L’introduction des langues vivantes en primaire
retardée
Le principe de réalité l’a emporté. L’introduction des langues vivantes
à l’école se fera à un rythme moins soutenu que celui annoncé par Jack Lang il
y a un an (Le Monde du 31 janvier 2001). Le dispositif d’apprentissage d’une
langue de la grande section de maternelle au CM2 sera finalisé en 2007 - au
lieu de 2003 -, selon le calendrier suivant : introduction en CE2 à la rentrée
2002, puis en grande section en 2005, en CP en 2006 et en CE1 en 2007.
Ce nouvel échéancier a été adjoint, à la demande des syndicats
d’enseignants et de l’une des fédérations de parents d’élèves, la FCPE, aux
nouveaux programmes de l’enseignement primaire, lors de leur examen ultime
devant le Conseil supérieur de l’éducation, jeudi 10 janvier. Tout en
soulignant la qualité de ces textes, parents et enseignants restent dubitatifs
sur leur faisabilité, malgré les corrections apportées notamment à l’issue de la
consultation des instituteurs, en début d’année scolaire (Le Monde du 3 octobre
2001).
Les aménagements ont porté essentiellement sur le programme des CE2,
CM1 et CM2 (cycle 3). La mise en œuvre de l’apprentissage
“ transversal ” de la langue française, qui déroutait certains, a été
précisée : deux heures seront réservées au minimum chaque jour à “ des
activités de lecture et d’écriture ”, tous domaines confondus (maths,
français, histoire...). De même, un quota horaire a été finalement introduit en
grammaire, conjugaison, orthographe et vocabulaire (1 heure et demie à 2 heures
par semaine). Des ajouts ont été faits en mathématiques (la notion de km2 a par
exemple été rétablie). Surtout, les ambitions en langues vivantes ont été
réduites : 1 heure et demie à 2 heures hebdomadaires y seront consacrées.

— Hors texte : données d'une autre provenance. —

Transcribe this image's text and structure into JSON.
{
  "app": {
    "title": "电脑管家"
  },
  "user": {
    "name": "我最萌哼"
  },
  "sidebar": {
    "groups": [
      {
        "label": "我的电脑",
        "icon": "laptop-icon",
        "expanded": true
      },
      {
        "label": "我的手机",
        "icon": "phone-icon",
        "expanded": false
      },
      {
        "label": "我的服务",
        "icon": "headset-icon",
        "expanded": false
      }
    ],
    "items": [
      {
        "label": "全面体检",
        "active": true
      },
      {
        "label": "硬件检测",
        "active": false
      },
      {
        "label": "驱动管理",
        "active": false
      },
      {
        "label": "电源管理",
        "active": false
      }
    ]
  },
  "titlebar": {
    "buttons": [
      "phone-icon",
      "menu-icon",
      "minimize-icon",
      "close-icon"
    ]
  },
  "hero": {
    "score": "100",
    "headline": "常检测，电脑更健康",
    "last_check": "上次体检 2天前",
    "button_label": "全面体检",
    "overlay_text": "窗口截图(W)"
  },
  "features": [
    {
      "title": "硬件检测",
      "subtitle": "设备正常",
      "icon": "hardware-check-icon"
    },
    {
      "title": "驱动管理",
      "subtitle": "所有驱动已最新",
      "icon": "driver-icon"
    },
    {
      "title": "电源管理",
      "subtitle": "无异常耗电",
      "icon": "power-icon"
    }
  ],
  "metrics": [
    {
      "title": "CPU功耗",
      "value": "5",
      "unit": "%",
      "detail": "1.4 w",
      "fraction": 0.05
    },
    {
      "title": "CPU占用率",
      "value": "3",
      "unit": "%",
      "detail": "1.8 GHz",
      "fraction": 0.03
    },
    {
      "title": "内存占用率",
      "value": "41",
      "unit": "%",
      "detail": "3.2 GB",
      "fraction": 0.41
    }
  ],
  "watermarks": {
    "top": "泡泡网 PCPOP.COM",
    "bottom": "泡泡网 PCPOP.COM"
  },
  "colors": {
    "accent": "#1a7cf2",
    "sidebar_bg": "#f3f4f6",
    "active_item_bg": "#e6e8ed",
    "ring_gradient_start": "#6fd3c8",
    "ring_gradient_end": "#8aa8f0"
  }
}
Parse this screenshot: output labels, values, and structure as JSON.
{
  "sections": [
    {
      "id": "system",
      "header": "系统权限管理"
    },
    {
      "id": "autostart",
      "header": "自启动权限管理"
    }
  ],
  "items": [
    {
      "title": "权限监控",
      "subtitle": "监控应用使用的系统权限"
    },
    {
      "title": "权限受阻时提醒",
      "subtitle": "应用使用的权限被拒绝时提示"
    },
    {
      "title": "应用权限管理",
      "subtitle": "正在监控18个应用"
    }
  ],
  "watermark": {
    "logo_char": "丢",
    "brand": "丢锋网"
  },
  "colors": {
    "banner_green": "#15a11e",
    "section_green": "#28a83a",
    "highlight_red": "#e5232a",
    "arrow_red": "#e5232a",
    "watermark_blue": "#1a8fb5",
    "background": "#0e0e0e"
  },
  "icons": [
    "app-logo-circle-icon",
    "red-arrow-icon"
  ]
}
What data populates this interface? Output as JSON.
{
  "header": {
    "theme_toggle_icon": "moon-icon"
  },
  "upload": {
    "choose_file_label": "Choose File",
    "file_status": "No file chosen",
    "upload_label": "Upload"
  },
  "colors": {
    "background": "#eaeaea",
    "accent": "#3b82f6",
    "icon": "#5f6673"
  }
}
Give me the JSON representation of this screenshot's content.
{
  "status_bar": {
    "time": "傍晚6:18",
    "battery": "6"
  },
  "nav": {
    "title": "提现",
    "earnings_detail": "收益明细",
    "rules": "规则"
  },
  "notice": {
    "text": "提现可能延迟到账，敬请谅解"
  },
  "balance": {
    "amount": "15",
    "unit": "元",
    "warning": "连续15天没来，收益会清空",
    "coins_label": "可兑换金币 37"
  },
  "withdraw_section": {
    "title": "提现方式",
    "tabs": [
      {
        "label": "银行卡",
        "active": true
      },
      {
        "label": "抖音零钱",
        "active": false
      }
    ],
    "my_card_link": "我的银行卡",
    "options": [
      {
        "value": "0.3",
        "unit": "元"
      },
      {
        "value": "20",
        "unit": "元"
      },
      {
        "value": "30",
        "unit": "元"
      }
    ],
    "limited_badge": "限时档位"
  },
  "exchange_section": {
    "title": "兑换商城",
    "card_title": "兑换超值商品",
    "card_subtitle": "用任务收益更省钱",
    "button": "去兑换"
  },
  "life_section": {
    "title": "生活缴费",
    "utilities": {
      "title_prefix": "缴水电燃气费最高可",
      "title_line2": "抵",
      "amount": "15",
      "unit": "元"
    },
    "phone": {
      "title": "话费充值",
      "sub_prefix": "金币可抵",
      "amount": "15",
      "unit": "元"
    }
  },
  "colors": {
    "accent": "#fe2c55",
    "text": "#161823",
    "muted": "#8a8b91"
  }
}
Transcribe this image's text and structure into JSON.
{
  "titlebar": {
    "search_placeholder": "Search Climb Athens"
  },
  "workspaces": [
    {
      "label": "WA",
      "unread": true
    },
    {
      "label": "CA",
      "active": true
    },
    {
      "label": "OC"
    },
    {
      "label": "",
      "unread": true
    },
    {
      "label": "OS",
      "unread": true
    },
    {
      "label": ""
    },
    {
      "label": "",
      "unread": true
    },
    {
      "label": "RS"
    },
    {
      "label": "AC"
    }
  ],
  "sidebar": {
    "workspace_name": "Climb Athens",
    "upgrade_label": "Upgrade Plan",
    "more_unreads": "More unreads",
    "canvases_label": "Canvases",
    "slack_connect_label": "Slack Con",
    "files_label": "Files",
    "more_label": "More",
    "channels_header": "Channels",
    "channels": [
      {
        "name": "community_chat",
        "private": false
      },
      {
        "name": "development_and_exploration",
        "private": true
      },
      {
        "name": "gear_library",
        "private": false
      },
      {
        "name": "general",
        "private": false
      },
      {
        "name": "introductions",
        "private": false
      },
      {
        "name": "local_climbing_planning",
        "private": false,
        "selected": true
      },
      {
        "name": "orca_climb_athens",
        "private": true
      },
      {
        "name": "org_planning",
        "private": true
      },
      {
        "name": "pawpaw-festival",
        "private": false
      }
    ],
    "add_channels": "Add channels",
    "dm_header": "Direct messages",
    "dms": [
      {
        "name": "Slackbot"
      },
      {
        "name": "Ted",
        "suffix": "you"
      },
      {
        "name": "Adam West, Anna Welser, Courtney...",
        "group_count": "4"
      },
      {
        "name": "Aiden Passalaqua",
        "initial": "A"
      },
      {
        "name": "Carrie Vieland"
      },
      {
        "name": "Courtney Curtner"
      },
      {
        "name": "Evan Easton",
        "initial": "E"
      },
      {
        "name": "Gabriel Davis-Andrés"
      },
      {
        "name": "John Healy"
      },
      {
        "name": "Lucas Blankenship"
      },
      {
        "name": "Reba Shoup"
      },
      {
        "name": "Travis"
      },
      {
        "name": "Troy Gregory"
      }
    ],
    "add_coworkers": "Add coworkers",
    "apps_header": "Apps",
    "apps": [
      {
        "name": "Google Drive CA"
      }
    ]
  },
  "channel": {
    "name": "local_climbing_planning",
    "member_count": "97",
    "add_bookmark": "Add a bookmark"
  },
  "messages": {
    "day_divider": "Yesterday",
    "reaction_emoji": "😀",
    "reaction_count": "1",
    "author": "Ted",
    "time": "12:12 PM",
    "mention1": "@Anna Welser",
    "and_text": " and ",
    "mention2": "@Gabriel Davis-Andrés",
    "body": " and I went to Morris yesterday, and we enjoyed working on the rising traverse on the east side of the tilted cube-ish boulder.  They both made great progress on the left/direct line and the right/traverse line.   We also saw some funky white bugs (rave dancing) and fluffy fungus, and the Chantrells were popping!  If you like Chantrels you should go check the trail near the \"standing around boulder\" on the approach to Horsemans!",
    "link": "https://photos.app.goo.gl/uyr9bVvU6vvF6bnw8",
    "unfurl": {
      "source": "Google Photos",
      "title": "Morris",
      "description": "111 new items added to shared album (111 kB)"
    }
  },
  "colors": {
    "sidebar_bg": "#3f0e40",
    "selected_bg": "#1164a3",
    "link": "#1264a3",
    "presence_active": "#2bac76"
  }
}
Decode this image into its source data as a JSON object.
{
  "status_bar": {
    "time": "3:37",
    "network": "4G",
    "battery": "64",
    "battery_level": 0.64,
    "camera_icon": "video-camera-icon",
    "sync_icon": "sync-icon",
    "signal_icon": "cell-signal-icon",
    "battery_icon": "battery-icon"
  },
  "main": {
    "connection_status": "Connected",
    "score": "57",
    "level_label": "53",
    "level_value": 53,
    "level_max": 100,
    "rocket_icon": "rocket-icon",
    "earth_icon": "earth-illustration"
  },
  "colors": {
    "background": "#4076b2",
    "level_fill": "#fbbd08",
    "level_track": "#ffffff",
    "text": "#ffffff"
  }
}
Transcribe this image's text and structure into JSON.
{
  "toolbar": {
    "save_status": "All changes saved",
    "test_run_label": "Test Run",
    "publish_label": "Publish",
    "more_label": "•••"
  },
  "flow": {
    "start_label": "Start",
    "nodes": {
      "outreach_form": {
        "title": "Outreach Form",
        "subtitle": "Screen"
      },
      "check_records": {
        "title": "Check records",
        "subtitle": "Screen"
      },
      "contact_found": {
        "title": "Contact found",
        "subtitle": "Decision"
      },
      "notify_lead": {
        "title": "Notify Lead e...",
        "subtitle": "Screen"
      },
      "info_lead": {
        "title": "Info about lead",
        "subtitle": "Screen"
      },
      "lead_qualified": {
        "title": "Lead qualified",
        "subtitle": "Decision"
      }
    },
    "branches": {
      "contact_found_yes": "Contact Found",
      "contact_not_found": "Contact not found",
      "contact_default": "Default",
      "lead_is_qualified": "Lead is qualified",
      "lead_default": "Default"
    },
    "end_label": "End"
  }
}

Néanmoins, l’ambition d’introduire rapidement un enseignement des
langues dans toutes les classes est apparue comme démesurée aux parents et aux
enseignants, alors qu’aucune évaluation qualitative et quantitative n’a été
effectuée pour les deux niveaux déjà concernés, le CM1 et le CM2. Le ministère
l’annonce pour la mi-mars. De même, il s’est engagé à diffuser avant l’été les
documents d’accompagnement de la réforme et à mettre sur pied un comité de
suivi des programmes.
Pour marquer leur désapprobation d’un dispositif de mise en oeuvre
qu’ils jugent défaillant, les syndicats SNUipp, SE-UNSA et SGEN-CFDT se sont
abstenus lors du vote du texte. FO a voté contre. Les parents d’élèves, PEEP et
FCPE, ont voté pour. Ce scepticisme concernant l’exécution apparaît clairement
dans la consultation des enseignants : “ Les équipes se montrent
favorables aux projets, mais craignent d’être démunies pour leur mise en
oeuvre ”, indique la synthèse nationale. Pour certains, “ le temps
semble manquer pour faire tout ce qui est demandé ”. Dans l’entourage du ministre, on estime que
les collectivités locales, et particulièrement les communes, devront faire un
effort financier pour que les écoles puissent notamment acheter les dix
ouvrages dont la lecture est recommandée, chaque année, dès le CE2. Les
programmes, qui s’appliqueront en
petite section, CP et CE2 à la rentrée 2002, seront publiés dans leur intégralité par les éditions Fixot, en deux
volumes (maternelle et élémentaire) annoncés en librairie pour le 14 février.
Simultanément, un exemplaire sera adressé à chaque enseignant du premier degré,
conformément à un souhait formulé lors de la consultation.